Joseph & Stewart Alsop discuss the division in the Republican Party during a year of mid-term elections. The Congressional leadership of Joe Martin in the House was uninspired. He and his lieutenants had joined Southern Democrats the previous week in trying to restore the former powers of the Rules Committee to pigeonhole legislation, causing a revolt within the Republican Party among members fearful of backlash in the North where the black vote was strong, helping other Democrats ultimately to defeat the effort. Those who broke ranks were serving notice that nothing was to be gained by remaining orthodox.

The President's strategy was to have FEPC defeated by filibuster in the Senate so that he could then use that defeat against Republicans in the mid-term races. Senators Irving Ives of New York and Henry Cabot Lodge, Jr., of Massachusetts were trying to persuade fellow Republicans to vote for cloture. But it was generally believed that not enough votes could be mustered to effect it and that the Southerners would therefore win again, enabling the President to blame Republicans.

The principles being drawn up by the RNC were intended to appeal to big donors of the party and would alienate most voters who earned less than $10,000 per year.

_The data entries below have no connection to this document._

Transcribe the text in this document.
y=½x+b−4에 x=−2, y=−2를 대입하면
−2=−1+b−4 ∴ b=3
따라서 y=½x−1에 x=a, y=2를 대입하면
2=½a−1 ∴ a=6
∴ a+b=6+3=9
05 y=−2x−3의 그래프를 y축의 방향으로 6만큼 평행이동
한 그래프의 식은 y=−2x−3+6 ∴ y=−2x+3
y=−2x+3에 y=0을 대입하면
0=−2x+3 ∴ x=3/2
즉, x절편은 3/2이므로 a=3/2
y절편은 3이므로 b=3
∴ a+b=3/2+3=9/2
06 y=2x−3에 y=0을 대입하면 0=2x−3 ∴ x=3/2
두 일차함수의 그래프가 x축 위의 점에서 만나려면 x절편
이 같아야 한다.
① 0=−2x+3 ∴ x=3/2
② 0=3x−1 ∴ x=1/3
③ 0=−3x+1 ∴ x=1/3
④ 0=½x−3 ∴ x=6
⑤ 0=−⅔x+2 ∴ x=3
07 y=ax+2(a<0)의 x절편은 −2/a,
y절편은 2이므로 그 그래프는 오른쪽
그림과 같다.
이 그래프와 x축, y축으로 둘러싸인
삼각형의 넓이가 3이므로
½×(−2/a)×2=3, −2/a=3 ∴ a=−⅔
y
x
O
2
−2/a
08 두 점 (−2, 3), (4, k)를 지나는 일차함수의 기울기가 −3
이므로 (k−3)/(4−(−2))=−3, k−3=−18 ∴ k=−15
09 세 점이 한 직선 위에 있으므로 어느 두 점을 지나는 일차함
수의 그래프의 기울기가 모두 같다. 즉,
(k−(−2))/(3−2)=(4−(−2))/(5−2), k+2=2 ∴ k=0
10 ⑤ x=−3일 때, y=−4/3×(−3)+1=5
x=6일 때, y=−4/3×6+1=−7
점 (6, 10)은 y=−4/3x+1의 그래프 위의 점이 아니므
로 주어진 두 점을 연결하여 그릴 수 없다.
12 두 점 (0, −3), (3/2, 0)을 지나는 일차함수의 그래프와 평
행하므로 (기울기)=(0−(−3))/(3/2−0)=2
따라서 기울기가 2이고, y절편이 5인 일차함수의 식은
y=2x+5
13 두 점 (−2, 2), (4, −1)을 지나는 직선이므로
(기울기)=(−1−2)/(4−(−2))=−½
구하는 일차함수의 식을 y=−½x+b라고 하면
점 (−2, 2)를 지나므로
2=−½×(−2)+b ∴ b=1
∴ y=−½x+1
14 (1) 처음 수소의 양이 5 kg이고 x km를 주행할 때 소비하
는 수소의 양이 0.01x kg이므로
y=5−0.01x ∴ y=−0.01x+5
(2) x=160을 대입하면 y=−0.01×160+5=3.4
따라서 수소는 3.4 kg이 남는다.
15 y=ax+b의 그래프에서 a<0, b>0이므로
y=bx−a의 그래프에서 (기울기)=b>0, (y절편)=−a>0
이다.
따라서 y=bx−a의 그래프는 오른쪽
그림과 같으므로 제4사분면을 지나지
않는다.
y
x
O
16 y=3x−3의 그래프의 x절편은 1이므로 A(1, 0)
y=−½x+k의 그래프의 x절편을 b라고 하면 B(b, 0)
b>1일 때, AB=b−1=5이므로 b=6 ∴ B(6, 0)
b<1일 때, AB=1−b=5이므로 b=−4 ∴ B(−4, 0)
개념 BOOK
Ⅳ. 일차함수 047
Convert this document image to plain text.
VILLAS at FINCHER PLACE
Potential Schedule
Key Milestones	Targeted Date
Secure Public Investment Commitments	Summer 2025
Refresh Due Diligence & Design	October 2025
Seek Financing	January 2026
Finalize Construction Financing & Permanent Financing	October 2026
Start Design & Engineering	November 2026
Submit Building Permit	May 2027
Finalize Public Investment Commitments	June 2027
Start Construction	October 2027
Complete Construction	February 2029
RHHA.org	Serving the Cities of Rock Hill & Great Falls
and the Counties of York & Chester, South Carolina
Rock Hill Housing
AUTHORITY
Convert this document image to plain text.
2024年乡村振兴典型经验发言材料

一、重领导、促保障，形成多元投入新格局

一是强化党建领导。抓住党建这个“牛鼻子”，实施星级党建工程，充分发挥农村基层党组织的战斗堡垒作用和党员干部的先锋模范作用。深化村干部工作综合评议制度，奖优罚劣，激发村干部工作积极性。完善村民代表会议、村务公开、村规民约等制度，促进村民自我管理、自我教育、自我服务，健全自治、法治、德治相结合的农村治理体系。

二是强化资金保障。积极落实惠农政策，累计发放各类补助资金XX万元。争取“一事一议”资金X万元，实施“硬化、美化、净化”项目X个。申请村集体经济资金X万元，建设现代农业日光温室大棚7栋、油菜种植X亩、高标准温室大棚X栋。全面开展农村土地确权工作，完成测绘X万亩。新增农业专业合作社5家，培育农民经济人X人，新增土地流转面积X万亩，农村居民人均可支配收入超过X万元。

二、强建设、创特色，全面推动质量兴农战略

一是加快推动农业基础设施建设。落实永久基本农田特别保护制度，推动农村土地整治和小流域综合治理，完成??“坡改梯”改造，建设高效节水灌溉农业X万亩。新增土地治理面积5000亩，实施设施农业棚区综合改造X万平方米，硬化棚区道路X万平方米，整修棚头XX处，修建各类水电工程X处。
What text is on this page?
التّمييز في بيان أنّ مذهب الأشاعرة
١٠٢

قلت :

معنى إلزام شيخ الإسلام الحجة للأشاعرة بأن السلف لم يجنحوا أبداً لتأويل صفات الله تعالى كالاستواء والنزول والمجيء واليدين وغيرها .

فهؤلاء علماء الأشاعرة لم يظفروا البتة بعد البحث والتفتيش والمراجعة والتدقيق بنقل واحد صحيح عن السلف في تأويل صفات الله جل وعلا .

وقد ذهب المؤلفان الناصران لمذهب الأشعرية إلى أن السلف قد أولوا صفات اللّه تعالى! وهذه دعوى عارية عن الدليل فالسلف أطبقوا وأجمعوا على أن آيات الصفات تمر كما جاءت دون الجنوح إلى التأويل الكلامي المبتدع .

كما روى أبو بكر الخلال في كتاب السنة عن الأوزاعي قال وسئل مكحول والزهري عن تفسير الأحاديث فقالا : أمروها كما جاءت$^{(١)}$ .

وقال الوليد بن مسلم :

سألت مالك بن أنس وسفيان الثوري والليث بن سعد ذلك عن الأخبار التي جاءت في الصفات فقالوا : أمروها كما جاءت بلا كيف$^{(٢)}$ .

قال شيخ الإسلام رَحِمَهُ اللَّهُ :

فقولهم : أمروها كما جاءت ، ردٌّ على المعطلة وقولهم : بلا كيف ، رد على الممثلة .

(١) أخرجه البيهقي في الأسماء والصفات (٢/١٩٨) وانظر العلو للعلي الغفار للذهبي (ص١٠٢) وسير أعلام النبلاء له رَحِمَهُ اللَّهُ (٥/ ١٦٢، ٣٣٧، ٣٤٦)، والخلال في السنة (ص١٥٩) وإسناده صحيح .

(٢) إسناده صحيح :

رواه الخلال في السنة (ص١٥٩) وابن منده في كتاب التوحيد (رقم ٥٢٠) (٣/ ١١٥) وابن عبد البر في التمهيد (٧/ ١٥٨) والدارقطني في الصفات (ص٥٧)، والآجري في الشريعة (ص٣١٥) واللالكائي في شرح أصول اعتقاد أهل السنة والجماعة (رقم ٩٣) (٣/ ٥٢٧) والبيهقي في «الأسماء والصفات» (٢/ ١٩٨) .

While this dichotomy gave the President an opening on domestic policy, it worked against him on foreign policy, as Republicans were trying to reduce foreign spending for the sake of economy, exampled by the recent refusal to provide 60 million dollars in additional financial aid to Korea, claimed as necessary to avoid Communist takeover, defeated by a coalition of conservative Republicans and Southern Democrats. In the Senate, the same coalition was working to reduce ERP aid.

The Alsops thus find that the Republicans appeared to be creating the worst of both worlds, a trend likely to continue as they feared the reaction of contributors more than that of the voters.

A letter writer from Lancaster, S.C., responds to Mrs. Waring—apparently in reference to the wife of Federal Judge J. Waties Waring anent remarks she made earlier in the month at the Charleston black Y.W.C.A.—having suggested that Southern whites were "full of pride and complacency" and were "morally weak and low". Governor Strom Thurmond of South Carolina had described the statement as "beneath comment" and the writer agrees that it was probably beneath the position of governor to comment, assuming, he says, there was any dignity to the office left after Governor Thurmond had stood on his head. But since he was not a governor, he felt obliged to comment, found the remarks ill-tempered and certain only to arouse hate. He had been a Yankee until nine years earlier and finds her generalizations "sophomoric", that all Southerners were not alike.

He reminds that all who took part in the slave trade were dead.

The remarks, he believes, were not helping the South out of its resulting residual trouble left from that era, that it was an example of group prejudice, similar to racial prejudice, to attack a whole region of the country and ascribe traits to all its inhabitants.

He probably had not had his house stoned by the morally weak and low or had a stranger knock at the door and proclaim the occupant to be a "nigger-loving son of a bitch".